Quelques semaines ont passé depuis la diffusion du documentaire à la télévision, et je pense toujours à ces films tournés au Nigeria. Les images me reviennent régulièrement. Je regarde à nouveau les films, je veux être sûr que ma mémoire n’a pas déformé les faits. Malheureusement, non ! Les morts défilent sous les caméras, et les habitants semblent habitués à ramasser les cadavres. Un chaos que l’on peine à entrevoir en France. Dans nos pays pacifiques et démocratiques, où la paix règne depuis quelques décennies – seulement quelques décennies ! –, on a oublié la cruauté de la guerre. On a oublié que la violence gratuite, bête, et cruelle, tue encore aux quatre coins du monde. On a relayé la mort à un état d’imaginaire lointain.

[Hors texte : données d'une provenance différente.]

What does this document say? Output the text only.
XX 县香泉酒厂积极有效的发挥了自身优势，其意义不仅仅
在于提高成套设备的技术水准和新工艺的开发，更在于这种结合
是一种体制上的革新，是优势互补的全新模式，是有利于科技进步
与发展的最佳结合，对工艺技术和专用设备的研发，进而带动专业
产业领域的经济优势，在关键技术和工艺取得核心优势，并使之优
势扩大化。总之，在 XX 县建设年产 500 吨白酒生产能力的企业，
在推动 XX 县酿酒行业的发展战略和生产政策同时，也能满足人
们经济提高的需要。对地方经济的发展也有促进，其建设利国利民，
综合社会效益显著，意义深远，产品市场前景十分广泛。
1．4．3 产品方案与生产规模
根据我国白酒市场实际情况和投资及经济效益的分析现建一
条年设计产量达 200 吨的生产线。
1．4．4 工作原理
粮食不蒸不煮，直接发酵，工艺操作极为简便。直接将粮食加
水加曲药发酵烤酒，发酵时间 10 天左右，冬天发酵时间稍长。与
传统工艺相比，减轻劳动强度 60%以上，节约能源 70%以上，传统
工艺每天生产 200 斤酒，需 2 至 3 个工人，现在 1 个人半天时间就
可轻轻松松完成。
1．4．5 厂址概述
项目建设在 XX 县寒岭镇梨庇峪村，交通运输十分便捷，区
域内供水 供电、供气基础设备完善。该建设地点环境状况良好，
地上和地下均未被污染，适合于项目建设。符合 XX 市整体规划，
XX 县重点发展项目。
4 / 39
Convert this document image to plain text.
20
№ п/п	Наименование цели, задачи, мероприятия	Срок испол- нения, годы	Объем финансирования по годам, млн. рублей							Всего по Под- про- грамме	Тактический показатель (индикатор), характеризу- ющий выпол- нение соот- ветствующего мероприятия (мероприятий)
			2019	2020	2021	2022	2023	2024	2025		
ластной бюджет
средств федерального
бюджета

On s’est habitué à ne plus la voir.
Dans notre société occidentale, on n’a même perdu le contact avec les morts ; un être est caché dès qu’il passe de l’autre côté. Quand une famille est endeuillée, un cérémonial se met en place, les proches ralentissent leur vie pendant quelque temps, certains mettent des mois ou des années à faire leur deuil. Mais au Nigeria, les habitants martyrisés entretiennent un rapport à la mort qui nous est inconnu, et même inimaginable. À chaque instant, ils peuvent être tués. Chaque semaine, peut-être chaque jour, ils croisent des cadavres, parfois de gens qu’ils connaissaient. La mort est une banalité, qui pourtant n’efface pas les peines.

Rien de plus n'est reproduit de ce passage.